According to The Daily Orange, the independent student newspaper at Syracuse, the University Senate in April passed a resolution calling for the Board of Trustees to rescind Giuliani's degree, with 76% voting in favor, 11% opposing and 13% abstaining.

The university's Student Association collected comments from undergraduate students, the University Senate and the Graduate Student Organization Senate on Chancellor Kent Syverud's proposed honorary degree revocation process, according to The Daily Orange's reporting. These recommendations were submitted to Syverud and the University Senate, and were combined into a report presented to the Board.

"Feedback was collected and submitted to be reviewed for a final decision by the Board," Bruen told Insider. "However, [revoking] Giuliani's degree may still take until the spring."

Sarah Scalese, senior associate vice president for communications at Syracuse University, had previously told Insider via email: "In accordance with University's bylaws and shared governance structure, honorary degree nominees are recommended by the University Senate. The University is reviewing the resolution recently passed by the University Senate to rescind Rudy Giuliani's honorary degree."

Following publication of this article, Syracuse University spokesperson Sarah Scalese confirmed that the school's Board of Trustees in November "approved a standard and process for the revocation of honorary degrees."

Scalese added: "Now that the Board has approved this standard and process, the University Senate is responsible for implementation. Any request to revoke an honorary degree would start with the Senate Committee on Honorary Degrees.

Said Bruen: "All I know is the report has been circulated, has received widespread approval and support. Hopefully we can move to fully revoke it in the spring. The university is going very slow with the process."

Insider reported in June that while several colleges had taken back honorary degrees they bestowed upon Giuliani during less contentious times, five colleges, including Syracuse University, have not to date rescinded honorary degrees awarded to Giuliani.

Apart from Syracuse University — President Joe Biden is a graduate of the Syracuse University College of Law, incidentally — the hold-outs include St. John Fisher University in New York, Loyola University Maryland, The Citadel in South Carolina, and Georgetown University in Washington, DC.

The officials at the four other schools did not respond this week to Insider's multiple requests for comment.

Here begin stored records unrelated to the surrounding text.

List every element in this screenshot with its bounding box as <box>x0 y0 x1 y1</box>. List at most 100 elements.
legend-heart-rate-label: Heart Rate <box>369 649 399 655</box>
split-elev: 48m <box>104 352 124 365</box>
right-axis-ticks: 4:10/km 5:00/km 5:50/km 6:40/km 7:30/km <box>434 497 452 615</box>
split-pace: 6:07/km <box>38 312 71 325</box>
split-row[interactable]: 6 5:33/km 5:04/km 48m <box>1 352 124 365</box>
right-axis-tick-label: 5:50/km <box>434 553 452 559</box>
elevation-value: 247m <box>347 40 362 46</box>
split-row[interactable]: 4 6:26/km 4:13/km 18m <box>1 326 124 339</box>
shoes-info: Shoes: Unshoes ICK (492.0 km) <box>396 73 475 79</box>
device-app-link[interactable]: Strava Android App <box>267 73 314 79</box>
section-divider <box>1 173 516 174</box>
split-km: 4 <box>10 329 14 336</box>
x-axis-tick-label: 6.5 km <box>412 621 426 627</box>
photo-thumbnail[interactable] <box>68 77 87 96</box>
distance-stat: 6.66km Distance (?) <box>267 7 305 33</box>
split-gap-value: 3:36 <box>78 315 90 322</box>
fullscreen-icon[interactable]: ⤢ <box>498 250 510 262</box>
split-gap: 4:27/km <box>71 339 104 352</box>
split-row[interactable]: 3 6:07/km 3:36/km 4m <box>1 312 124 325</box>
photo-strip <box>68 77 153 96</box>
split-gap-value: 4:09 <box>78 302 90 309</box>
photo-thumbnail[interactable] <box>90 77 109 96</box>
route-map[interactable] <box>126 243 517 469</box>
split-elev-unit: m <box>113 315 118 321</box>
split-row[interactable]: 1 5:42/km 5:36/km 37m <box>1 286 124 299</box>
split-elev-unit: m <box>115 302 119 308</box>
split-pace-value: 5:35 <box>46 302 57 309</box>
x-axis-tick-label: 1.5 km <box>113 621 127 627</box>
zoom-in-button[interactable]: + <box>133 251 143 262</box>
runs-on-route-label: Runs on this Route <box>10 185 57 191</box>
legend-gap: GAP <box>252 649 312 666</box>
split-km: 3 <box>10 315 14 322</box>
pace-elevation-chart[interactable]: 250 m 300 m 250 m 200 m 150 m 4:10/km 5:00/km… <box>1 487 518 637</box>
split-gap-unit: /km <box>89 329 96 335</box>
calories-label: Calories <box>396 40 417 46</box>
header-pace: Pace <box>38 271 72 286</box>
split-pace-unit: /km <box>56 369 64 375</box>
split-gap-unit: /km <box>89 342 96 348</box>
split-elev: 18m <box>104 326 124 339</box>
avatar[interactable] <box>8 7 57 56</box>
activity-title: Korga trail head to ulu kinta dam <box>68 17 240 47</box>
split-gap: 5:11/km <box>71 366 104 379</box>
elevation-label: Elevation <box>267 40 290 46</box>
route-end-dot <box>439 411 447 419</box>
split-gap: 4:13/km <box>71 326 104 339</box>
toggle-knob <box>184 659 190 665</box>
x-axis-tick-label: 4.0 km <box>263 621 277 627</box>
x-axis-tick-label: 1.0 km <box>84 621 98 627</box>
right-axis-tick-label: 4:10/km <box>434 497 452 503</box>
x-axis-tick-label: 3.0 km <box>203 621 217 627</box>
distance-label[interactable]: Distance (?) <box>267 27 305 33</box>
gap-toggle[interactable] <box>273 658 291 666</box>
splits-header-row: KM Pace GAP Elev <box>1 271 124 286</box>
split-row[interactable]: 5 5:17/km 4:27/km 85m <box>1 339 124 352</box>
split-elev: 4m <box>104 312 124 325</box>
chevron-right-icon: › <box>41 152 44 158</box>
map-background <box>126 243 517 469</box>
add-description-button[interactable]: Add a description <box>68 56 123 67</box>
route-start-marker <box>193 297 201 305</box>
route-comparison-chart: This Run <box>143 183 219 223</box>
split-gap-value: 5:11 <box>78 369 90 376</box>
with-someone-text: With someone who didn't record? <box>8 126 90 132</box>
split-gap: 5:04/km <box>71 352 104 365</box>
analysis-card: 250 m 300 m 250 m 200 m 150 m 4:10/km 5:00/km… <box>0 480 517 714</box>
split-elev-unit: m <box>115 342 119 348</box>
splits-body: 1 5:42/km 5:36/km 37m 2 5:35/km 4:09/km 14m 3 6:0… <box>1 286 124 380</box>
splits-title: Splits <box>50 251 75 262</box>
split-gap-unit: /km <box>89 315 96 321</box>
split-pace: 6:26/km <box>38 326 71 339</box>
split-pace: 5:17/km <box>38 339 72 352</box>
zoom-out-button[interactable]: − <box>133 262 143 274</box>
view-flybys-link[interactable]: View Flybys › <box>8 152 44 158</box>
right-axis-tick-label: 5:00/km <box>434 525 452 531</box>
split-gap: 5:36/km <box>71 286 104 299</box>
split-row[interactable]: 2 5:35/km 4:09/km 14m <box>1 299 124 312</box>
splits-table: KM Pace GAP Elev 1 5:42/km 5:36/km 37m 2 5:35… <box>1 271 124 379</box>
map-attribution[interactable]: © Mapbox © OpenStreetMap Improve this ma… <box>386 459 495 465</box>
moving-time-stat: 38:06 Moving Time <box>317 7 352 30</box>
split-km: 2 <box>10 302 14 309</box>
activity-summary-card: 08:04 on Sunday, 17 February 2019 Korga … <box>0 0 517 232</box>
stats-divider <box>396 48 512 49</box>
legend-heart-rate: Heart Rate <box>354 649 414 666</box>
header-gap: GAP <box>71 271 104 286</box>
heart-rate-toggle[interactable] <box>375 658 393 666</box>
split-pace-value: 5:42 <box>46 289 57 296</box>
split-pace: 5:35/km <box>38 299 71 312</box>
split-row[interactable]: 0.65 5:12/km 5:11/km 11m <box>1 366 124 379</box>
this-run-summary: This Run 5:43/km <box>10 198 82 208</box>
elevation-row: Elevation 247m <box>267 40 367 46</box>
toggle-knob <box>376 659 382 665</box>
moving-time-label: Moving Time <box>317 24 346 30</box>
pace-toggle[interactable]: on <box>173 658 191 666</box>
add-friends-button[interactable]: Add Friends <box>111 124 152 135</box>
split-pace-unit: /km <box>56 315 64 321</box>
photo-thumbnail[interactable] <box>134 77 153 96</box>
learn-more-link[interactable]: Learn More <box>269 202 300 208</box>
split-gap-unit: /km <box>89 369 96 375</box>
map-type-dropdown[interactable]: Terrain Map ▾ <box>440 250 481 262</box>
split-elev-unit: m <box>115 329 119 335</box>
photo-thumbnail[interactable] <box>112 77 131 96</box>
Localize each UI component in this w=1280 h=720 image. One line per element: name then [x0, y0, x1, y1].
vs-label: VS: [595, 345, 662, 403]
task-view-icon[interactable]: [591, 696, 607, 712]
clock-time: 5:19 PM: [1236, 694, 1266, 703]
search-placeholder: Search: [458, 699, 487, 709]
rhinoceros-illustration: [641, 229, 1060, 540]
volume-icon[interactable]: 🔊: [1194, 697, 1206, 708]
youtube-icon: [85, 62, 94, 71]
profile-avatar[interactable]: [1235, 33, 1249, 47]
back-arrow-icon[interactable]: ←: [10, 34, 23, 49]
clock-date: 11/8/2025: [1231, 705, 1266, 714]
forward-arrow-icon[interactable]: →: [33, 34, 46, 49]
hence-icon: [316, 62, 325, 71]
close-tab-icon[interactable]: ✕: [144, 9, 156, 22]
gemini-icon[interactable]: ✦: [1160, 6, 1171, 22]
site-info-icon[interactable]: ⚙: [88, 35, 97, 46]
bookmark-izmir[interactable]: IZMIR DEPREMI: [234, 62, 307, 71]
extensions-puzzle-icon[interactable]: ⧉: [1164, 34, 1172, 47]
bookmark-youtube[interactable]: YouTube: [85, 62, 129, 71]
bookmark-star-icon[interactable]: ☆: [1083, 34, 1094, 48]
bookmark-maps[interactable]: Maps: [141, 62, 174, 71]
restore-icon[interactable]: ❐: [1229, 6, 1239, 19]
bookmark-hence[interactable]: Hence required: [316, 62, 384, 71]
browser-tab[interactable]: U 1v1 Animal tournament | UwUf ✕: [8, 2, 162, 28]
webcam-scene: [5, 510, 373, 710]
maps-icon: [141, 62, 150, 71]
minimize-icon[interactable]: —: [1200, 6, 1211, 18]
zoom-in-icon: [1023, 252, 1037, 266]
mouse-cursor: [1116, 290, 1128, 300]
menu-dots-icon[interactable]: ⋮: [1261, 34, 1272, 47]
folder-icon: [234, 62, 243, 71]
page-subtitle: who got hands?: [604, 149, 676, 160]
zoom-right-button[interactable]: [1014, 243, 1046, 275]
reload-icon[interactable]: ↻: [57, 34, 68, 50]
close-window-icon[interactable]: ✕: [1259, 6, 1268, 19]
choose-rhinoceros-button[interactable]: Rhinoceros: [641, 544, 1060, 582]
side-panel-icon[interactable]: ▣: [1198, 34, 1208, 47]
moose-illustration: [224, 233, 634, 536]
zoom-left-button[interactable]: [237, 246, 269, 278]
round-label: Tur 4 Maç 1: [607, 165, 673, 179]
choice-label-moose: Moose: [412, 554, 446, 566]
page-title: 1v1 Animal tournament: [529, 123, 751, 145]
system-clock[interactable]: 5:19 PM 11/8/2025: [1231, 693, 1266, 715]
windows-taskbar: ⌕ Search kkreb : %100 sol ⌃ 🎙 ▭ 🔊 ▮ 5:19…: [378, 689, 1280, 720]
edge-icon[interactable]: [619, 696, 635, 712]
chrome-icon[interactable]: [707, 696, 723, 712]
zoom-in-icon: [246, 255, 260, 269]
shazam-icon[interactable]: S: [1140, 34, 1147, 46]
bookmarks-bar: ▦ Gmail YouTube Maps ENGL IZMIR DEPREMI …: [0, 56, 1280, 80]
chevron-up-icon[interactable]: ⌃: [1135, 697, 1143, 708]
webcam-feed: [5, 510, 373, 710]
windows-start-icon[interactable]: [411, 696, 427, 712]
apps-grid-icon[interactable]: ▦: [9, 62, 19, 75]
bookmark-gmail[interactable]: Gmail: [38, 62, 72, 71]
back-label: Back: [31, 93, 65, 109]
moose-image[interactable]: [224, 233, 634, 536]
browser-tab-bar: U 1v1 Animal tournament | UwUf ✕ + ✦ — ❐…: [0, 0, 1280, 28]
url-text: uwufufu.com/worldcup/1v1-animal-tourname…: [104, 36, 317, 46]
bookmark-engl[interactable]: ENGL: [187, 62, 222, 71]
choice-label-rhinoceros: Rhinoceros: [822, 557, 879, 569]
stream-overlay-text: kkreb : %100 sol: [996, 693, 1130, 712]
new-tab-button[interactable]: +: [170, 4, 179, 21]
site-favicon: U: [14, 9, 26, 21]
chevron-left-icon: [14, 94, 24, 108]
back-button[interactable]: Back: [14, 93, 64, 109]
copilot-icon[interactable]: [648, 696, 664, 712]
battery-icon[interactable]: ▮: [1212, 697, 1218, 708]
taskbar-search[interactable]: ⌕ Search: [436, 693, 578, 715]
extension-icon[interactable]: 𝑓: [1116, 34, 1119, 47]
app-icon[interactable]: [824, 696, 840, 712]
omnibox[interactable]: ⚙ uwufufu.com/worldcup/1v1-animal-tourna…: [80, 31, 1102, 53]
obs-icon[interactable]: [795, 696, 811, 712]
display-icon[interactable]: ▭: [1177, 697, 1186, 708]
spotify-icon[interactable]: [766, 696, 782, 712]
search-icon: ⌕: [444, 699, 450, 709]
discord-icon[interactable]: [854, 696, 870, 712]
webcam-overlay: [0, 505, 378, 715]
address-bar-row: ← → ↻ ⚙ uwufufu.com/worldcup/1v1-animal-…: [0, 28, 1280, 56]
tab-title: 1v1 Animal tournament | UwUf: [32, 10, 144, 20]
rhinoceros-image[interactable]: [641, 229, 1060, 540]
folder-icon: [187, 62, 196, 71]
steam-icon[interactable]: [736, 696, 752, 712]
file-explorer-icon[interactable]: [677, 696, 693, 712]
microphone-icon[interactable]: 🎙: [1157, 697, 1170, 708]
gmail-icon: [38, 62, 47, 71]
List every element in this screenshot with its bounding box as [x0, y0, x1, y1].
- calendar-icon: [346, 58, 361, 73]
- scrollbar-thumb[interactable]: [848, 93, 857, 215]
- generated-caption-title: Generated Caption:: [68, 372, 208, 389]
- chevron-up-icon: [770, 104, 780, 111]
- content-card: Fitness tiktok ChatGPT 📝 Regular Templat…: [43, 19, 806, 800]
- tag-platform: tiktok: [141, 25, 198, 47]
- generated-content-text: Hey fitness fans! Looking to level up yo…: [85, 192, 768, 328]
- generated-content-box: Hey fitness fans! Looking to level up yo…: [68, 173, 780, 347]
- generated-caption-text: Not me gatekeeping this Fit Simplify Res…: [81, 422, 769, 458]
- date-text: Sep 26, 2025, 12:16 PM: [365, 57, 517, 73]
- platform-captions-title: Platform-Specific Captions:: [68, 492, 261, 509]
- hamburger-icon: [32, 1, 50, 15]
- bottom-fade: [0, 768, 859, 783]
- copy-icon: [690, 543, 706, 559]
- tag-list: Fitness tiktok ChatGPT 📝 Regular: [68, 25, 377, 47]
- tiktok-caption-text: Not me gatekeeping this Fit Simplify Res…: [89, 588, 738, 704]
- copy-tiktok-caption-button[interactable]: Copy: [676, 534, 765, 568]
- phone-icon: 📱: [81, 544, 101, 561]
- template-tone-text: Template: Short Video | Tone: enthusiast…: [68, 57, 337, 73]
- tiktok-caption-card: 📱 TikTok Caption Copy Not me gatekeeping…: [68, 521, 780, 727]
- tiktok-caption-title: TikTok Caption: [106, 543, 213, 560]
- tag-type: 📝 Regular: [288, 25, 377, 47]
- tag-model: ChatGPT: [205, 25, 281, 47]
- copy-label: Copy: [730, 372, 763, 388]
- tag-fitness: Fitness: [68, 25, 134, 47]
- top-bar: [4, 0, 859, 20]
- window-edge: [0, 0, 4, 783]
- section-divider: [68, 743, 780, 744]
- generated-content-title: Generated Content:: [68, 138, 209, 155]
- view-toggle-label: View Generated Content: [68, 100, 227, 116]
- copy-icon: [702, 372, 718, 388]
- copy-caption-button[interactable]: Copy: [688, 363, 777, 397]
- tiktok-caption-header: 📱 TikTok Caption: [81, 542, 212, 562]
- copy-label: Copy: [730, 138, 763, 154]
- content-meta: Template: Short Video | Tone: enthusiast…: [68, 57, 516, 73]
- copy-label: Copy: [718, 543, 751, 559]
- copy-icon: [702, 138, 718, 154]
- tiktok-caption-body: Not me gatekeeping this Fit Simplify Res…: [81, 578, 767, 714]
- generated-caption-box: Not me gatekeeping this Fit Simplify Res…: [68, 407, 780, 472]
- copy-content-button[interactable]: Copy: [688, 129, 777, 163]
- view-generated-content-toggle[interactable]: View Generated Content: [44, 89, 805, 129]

At least three schools have previously revoked Giuliani's honorary degrees: Middlebury College in Vermont, Drexel University in Pennsylvania, and the University of Rhode Island.

Ted Goodman, communications and political advisor to Giuliani, told Insider in a statement that the call to remove Giuliani's honorary degree from Syracuse was "unfortunate."

"Mayor Giuliani was honored for his successful legal career fighting corruption and taking down the Mafia," Goodman said. "He locked up corrupt members of Congress, charged three borough presidents, and prosecuted some of the largest Wall Street insider trading cases all before he was Mayor of New York, where he cleaned up the city and comforted the nation following 9/11."

"It's unfortunate this student is spending his time attacking a genuine American hero and I hope Syracuse University makes it clear that no action will be taken to revoke Mayor Giuliani's honorary degree," Goodman added.

Giuliani, who served as former President Donald Trump's personal attorney, was a target of the criminal probe in Fulton County, Georgia, regarding his interference in the 2020 presidential election. In August, he testified before a special grand jury in Atlanta.

More recently, Giuliani repeatedly lost his temper during an attorney-misconduct proceeding, accusing the disciplinary counsel of asking unfair questions, and ranting about the 2020 election.

This story has been updated to include a statement from a Syracuse University spokesperson and a spokesperson for Rudy Giuliani.